HIMA dated the pottery to around 2200 BC, making the wreck the oldest known to date. The merchandise most likely came from a factory in the Argolis, and was destined for trade in the small coastal towns around the Gulf of Argos and the Saronic Gulf.

About 40 meters from the main cargo, two stone anchors appeared, large perforated rocks that had probably been thrown overboard before the ship sank. Their number, size and especially the weight of the anchors suggest that they belonged to a relatively small ship weighing between 5 and 10 tons and 12 to 15 m in length. For this reason, some researchers have pointed out that the large number of ceramic remains may have belonged to more than one ship, which sank, capsized or dumped its cargo in Dokos Bay.

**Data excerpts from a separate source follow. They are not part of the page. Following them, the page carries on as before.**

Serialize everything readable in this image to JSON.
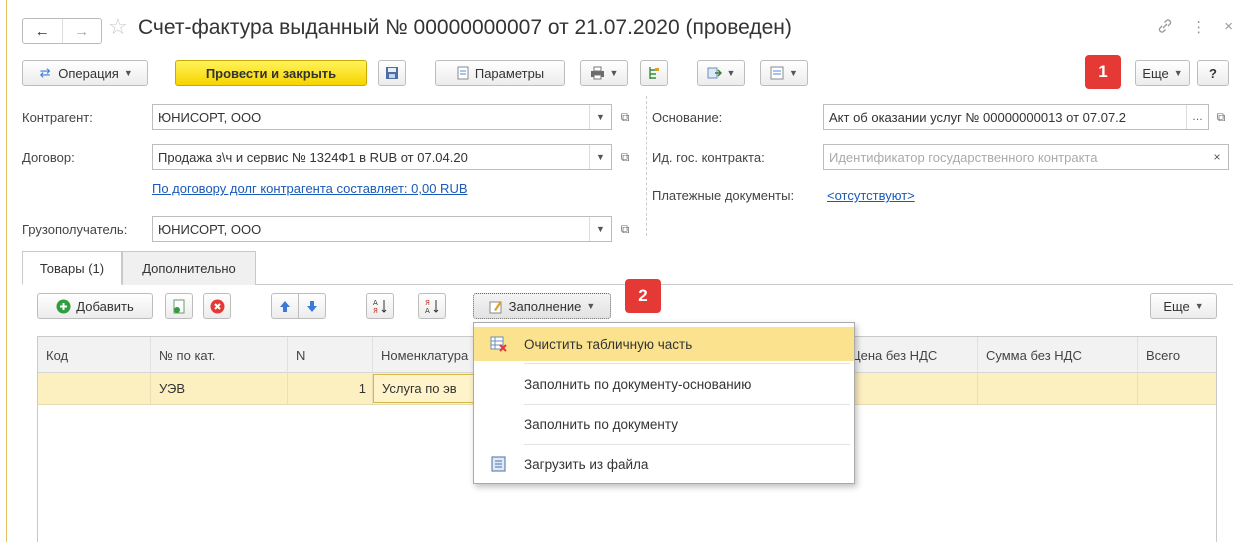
{
  "window": {
    "title": "Счет-фактура выданный № 00000000007 от 21.07.2020 (проведен)",
    "nav_back": "←",
    "nav_forward": "→",
    "star": "☆",
    "link_icon": "🔗",
    "more_icon": "⋮",
    "close_icon": "×"
  },
  "toolbar": {
    "operation_label": "Операция",
    "post_close_label": "Провести и закрыть",
    "params_label": "Параметры",
    "more_label": "Еще",
    "help_label": "?"
  },
  "badges": {
    "b1": "1",
    "b2": "2"
  },
  "form": {
    "counterparty_label": "Контрагент:",
    "counterparty_value": "ЮНИСОРТ, ООО",
    "contract_label": "Договор:",
    "contract_value": "Продажа з\\ч и сервис № 1324Ф1 в RUB от 07.04.20",
    "debt_link": "По договору долг контрагента составляет: 0,00 RUB",
    "consignee_label": "Грузополучатель:",
    "consignee_value": "ЮНИСОРТ, ООО",
    "basis_label": "Основание:",
    "basis_value": "Акт об оказании услуг № 00000000013 от 07.07.2",
    "gov_contract_label": "Ид. гос. контракта:",
    "gov_contract_placeholder": "Идентификатор государственного контракта",
    "payment_docs_label": "Платежные документы:",
    "payment_docs_link": "<отсутствуют>"
  },
  "tabs": [
    {
      "label": "Товары (1)"
    },
    {
      "label": "Дополнительно"
    }
  ],
  "table_toolbar": {
    "add_label": "Добавить",
    "fill_label": "Заполнение",
    "more_label": "Еще"
  },
  "table": {
    "columns": [
      "Код",
      "№ по кат.",
      "N",
      "Номенклатура",
      "Цена без НДС",
      "Сумма без НДС",
      "Всего"
    ],
    "rows": [
      {
        "code": "",
        "cat": "УЭВ",
        "n": "1",
        "item": "Услуга по эв",
        "price": "",
        "sum": "",
        "total": ""
      }
    ]
  },
  "fill_menu": {
    "items": [
      {
        "label": "Очистить табличную часть",
        "icon": "clear-table-icon"
      },
      {
        "label": "Заполнить по документу-основанию",
        "icon": ""
      },
      {
        "label": "Заполнить по документу",
        "icon": ""
      },
      {
        "label": "Загрузить из файла",
        "icon": "load-file-icon"
      }
    ]
  },
  "colors": {
    "primary_button": "#f7d400",
    "badge": "#e53935",
    "link": "#1a5ab8",
    "row_highlight": "#fdf0c0",
    "menu_highlight": "#fbe28f"
  }
}
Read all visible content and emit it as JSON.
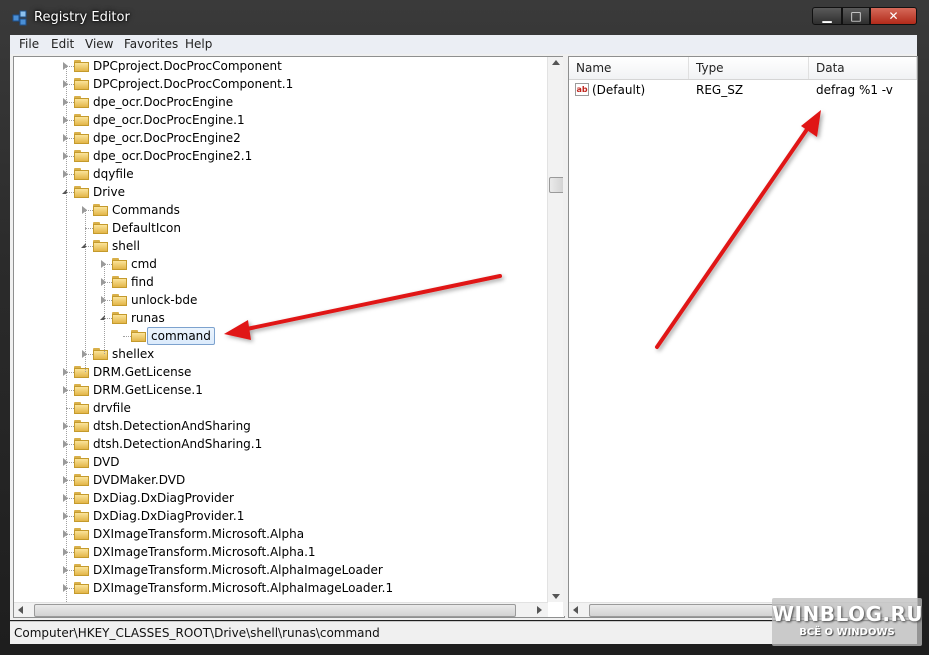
{
  "window": {
    "title": "Registry Editor",
    "min_glyph": "▁",
    "max_glyph": "□",
    "close_glyph": "✕"
  },
  "menu": [
    "File",
    "Edit",
    "View",
    "Favorites",
    "Help"
  ],
  "tree": {
    "items": [
      {
        "label": "DPCproject.DocProcComponent",
        "level": 0,
        "expander": "collapsed",
        "selected": false
      },
      {
        "label": "DPCproject.DocProcComponent.1",
        "level": 0,
        "expander": "collapsed",
        "selected": false
      },
      {
        "label": "dpe_ocr.DocProcEngine",
        "level": 0,
        "expander": "collapsed",
        "selected": false
      },
      {
        "label": "dpe_ocr.DocProcEngine.1",
        "level": 0,
        "expander": "collapsed",
        "selected": false
      },
      {
        "label": "dpe_ocr.DocProcEngine2",
        "level": 0,
        "expander": "collapsed",
        "selected": false
      },
      {
        "label": "dpe_ocr.DocProcEngine2.1",
        "level": 0,
        "expander": "collapsed",
        "selected": false
      },
      {
        "label": "dqyfile",
        "level": 0,
        "expander": "collapsed",
        "selected": false
      },
      {
        "label": "Drive",
        "level": 0,
        "expander": "expanded",
        "selected": false
      },
      {
        "label": "Commands",
        "level": 1,
        "expander": "collapsed",
        "selected": false
      },
      {
        "label": "DefaultIcon",
        "level": 1,
        "expander": "none",
        "selected": false
      },
      {
        "label": "shell",
        "level": 1,
        "expander": "expanded",
        "selected": false
      },
      {
        "label": "cmd",
        "level": 2,
        "expander": "collapsed",
        "selected": false
      },
      {
        "label": "find",
        "level": 2,
        "expander": "collapsed",
        "selected": false
      },
      {
        "label": "unlock-bde",
        "level": 2,
        "expander": "collapsed",
        "selected": false
      },
      {
        "label": "runas",
        "level": 2,
        "expander": "expanded",
        "selected": false
      },
      {
        "label": "command",
        "level": 3,
        "expander": "none",
        "selected": true
      },
      {
        "label": "shellex",
        "level": 1,
        "expander": "collapsed",
        "selected": false
      },
      {
        "label": "DRM.GetLicense",
        "level": 0,
        "expander": "collapsed",
        "selected": false
      },
      {
        "label": "DRM.GetLicense.1",
        "level": 0,
        "expander": "collapsed",
        "selected": false
      },
      {
        "label": "drvfile",
        "level": 0,
        "expander": "none",
        "selected": false
      },
      {
        "label": "dtsh.DetectionAndSharing",
        "level": 0,
        "expander": "collapsed",
        "selected": false
      },
      {
        "label": "dtsh.DetectionAndSharing.1",
        "level": 0,
        "expander": "collapsed",
        "selected": false
      },
      {
        "label": "DVD",
        "level": 0,
        "expander": "collapsed",
        "selected": false
      },
      {
        "label": "DVDMaker.DVD",
        "level": 0,
        "expander": "collapsed",
        "selected": false
      },
      {
        "label": "DxDiag.DxDiagProvider",
        "level": 0,
        "expander": "collapsed",
        "selected": false
      },
      {
        "label": "DxDiag.DxDiagProvider.1",
        "level": 0,
        "expander": "collapsed",
        "selected": false
      },
      {
        "label": "DXImageTransform.Microsoft.Alpha",
        "level": 0,
        "expander": "collapsed",
        "selected": false
      },
      {
        "label": "DXImageTransform.Microsoft.Alpha.1",
        "level": 0,
        "expander": "collapsed",
        "selected": false
      },
      {
        "label": "DXImageTransform.Microsoft.AlphaImageLoader",
        "level": 0,
        "expander": "collapsed",
        "selected": false
      },
      {
        "label": "DXImageTransform.Microsoft.AlphaImageLoader.1",
        "level": 0,
        "expander": "collapsed",
        "selected": false
      }
    ]
  },
  "list": {
    "columns": [
      "Name",
      "Type",
      "Data"
    ],
    "rows": [
      {
        "icon": "string-value-icon",
        "icon_text": "ab",
        "name": "(Default)",
        "type": "REG_SZ",
        "data": "defrag %1 -v"
      }
    ]
  },
  "status": {
    "path": "Computer\\HKEY_CLASSES_ROOT\\Drive\\shell\\runas\\command"
  },
  "watermark": {
    "main": "WINBLOG.RU",
    "sub": "ВСЁ О WINDOWS"
  },
  "annotation_color": "#e01818"
}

Apart from pottery the ship also carried millstones, obsidian blocks and blades from Melos. The egg-shaped and rectangular teeth (15 intact and 37 fragments) are made of volcanic materials that come from the Saronic Gulf region. The fact that the millstones had no traces of use reveals the commercial nature of the ship.

The Dokos sunken cargo is impressive in its quantity and the variety of types of pottery it contains. It is undoubtedly one of the largest known assemblages of Early Helladic pottery (3rd millennium BC) and testifies to the high level of pottery technology of this prehistoric period, just before the introduction of the wheel or lathe. potter.